Aku menjepret dari pelbagai sudut dengan kamera saku. Sebuah peti kecil berbentuk miniatur rumah Batak menarik perhatianku. Letaknya persis di sebelah jasad Sitor.
Saat duduk mencermati hasil jepretan, seseorang menghampiri. “Dari mana, Pak?” sapanya ramah.
Aku menengadah. Penampakan lelaki yang umurnya, menurut taksiranku, 60-an tahun itu mirip Sitor muda. Profil wajahnya dan tubuhnya serupa Sitor di sampul belakang kumpulan puisi Dalam Sajak.
Pakaiannya kasual tapi rapi. Kemeja teluk belanga putih dipadukan dengan jins biru. Sepatunya berbahan kulit yang tak bertali.
Ia mengenalkan diri sebagai Gulon, putra tertua Sitor. Aku merasa tak asing dengan nama itu sebab tertera di sajak Orang Asing karya penyair terbesar Angkatan ’45 setelah Chairil Anwar. Puisi yang merupakan bagian dari Surat Kertas Hijau tersebut dipersembahkan untuk Retni, Ratna, Gulon, Rulan.
Kami segera akrab. Pria santun itu lebih terbuka lagi setelah tahu aku [bersama Rin dan Rhein] menulis kitab Pram Melawan. Ia tahu ayahnya bersahabat dengan dengan Pramoedya Ananta Toer. Ia lantas meminta pendapatku soal ayahnya.
Aku berujar apa adanya. Kukatakan, antara lain: Sitor sastrawan-budayawan cemerlang berwawasan luas. Ia penyair Indonesia yang paling produktif dan karyanya kuat.
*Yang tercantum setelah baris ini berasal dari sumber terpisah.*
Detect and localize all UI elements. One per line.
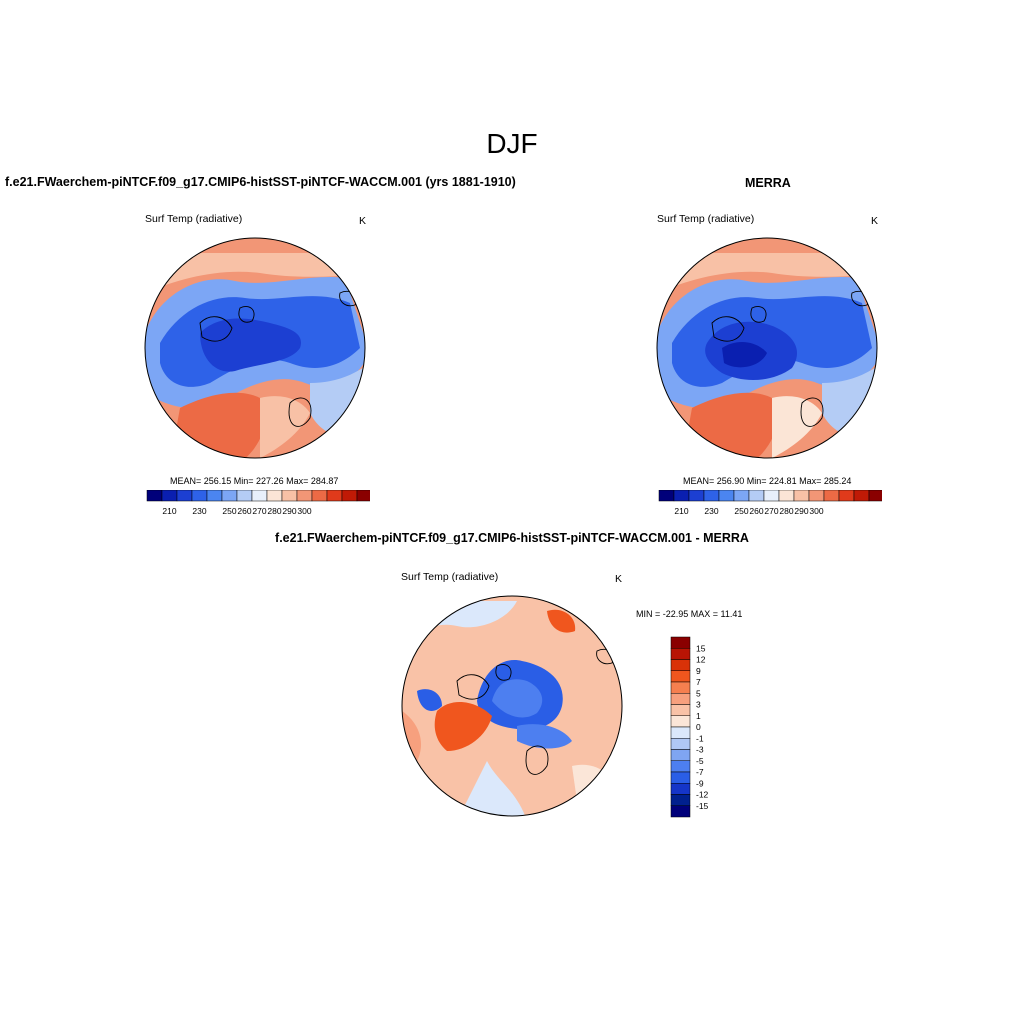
colorbar-tick-label: 300 [297, 506, 311, 516]
colorbar-swatch [326, 490, 343, 502]
colorbar-tick-label: -5 [696, 756, 704, 766]
obs-polar-map [656, 237, 878, 459]
colorbar-tick-label: 210 [674, 506, 688, 516]
colorbar-tick-label: 230 [704, 506, 718, 516]
obs-units-label: K [871, 215, 879, 227]
colorbar-swatch [670, 648, 691, 660]
colorbar-swatch [670, 681, 691, 694]
colorbar-swatch [793, 490, 810, 502]
colorbar-swatch [853, 490, 870, 502]
colorbar-swatch [356, 490, 370, 502]
colorbar-swatch [763, 490, 780, 502]
colorbar-swatch [778, 490, 795, 502]
diff-stats: MIN = -22.95 MAX = 11.41 [636, 609, 743, 619]
obs-variable-label: Surf Temp (radiative) [657, 213, 755, 225]
colorbar-tick-label: -1 [696, 733, 704, 743]
colorbar-swatch [670, 783, 691, 795]
colorbar-tick-label: 270 [764, 506, 778, 516]
colorbar-swatch [670, 794, 691, 806]
colorbar-swatch [161, 490, 178, 502]
colorbar-swatch [670, 670, 691, 683]
colorbar-swatch [670, 659, 691, 671]
colorbar-swatch [236, 490, 253, 502]
colorbar-tick-label: 280 [779, 506, 793, 516]
colorbar-swatch [670, 771, 691, 784]
obs-stats: MEAN= 256.90 Min= 224.81 Max= 285.24 [683, 476, 852, 486]
colorbar-tick-label: -3 [696, 745, 704, 755]
colorbar-swatch [251, 490, 268, 502]
colorbar-tick-label: 15 [696, 643, 706, 653]
colorbar-tick-label: 300 [809, 506, 823, 516]
colorbar-swatch [296, 490, 313, 502]
colorbar-swatch [703, 490, 720, 502]
diff-units-label: K [615, 573, 623, 585]
colorbar-swatch [808, 490, 825, 502]
colorbar-tick-label: 280 [267, 506, 281, 516]
colorbar-tick-label: 0 [696, 722, 701, 732]
colorbar-tick-label: 270 [252, 506, 266, 516]
colorbar-swatch [718, 490, 735, 502]
obs-panel-title: MERRA [745, 176, 791, 190]
colorbar-tick-label: 5 [696, 688, 701, 698]
colorbar-tick-label: 3 [696, 700, 701, 710]
colorbar-tick-label: -9 [696, 778, 704, 788]
colorbar-tick-label: 7 [696, 677, 701, 687]
colorbar-swatch [206, 490, 223, 502]
colorbar-swatch [823, 490, 840, 502]
diff-panel-title: f.e21.FWaerchem-piNTCF.f09_g17.CMIP6-his… [275, 531, 749, 545]
colorbar-swatch [688, 490, 705, 502]
colorbar-swatch [191, 490, 208, 502]
colorbar-swatch [670, 636, 691, 649]
colorbar-tick-label: 230 [192, 506, 206, 516]
colorbar-tick-label: -7 [696, 767, 704, 777]
colorbar-tick-label: 290 [794, 506, 808, 516]
colorbar-tick-label: 250 [222, 506, 236, 516]
diff-variable-label: Surf Temp (radiative) [401, 571, 499, 583]
colorbar-tick-label: 260 [237, 506, 251, 516]
colorbar-swatch [658, 490, 675, 502]
colorbar-swatch [176, 490, 193, 502]
diff-polar-map [401, 595, 623, 817]
colorbar-swatch [146, 490, 163, 502]
colorbar-swatch [670, 715, 691, 728]
colorbar-swatch [838, 490, 855, 502]
model-polar-map [144, 237, 366, 459]
model-units-label: K [359, 215, 367, 227]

Ia juga cerpenis, penulis naskah drama, dan pengamat senirupa berwibawa.
Satu lagi, sebagai anggota parlemen dari Partai Nasional Indonesia (PNI, penulis yang pernah menjadi dosen Akademi Teater Nasional Indonesia (ATNI) dulu vokal dan tulisan politiknya tajam.
Gulon menyimak ujaranku dengan saksama.
“Aku sendiri nggak tau banyak soal Papi,” ucapnya lirih. “Bagi kami anak-anaknya ia sungguh orang asing. Kami masih kecil-kecil ketika ia tinggalkan begitu saja. Mami saja yang mengurusi kami. Setelah puluhan tahun berpisah baru sekarang Papi-Mami bersama lagi.”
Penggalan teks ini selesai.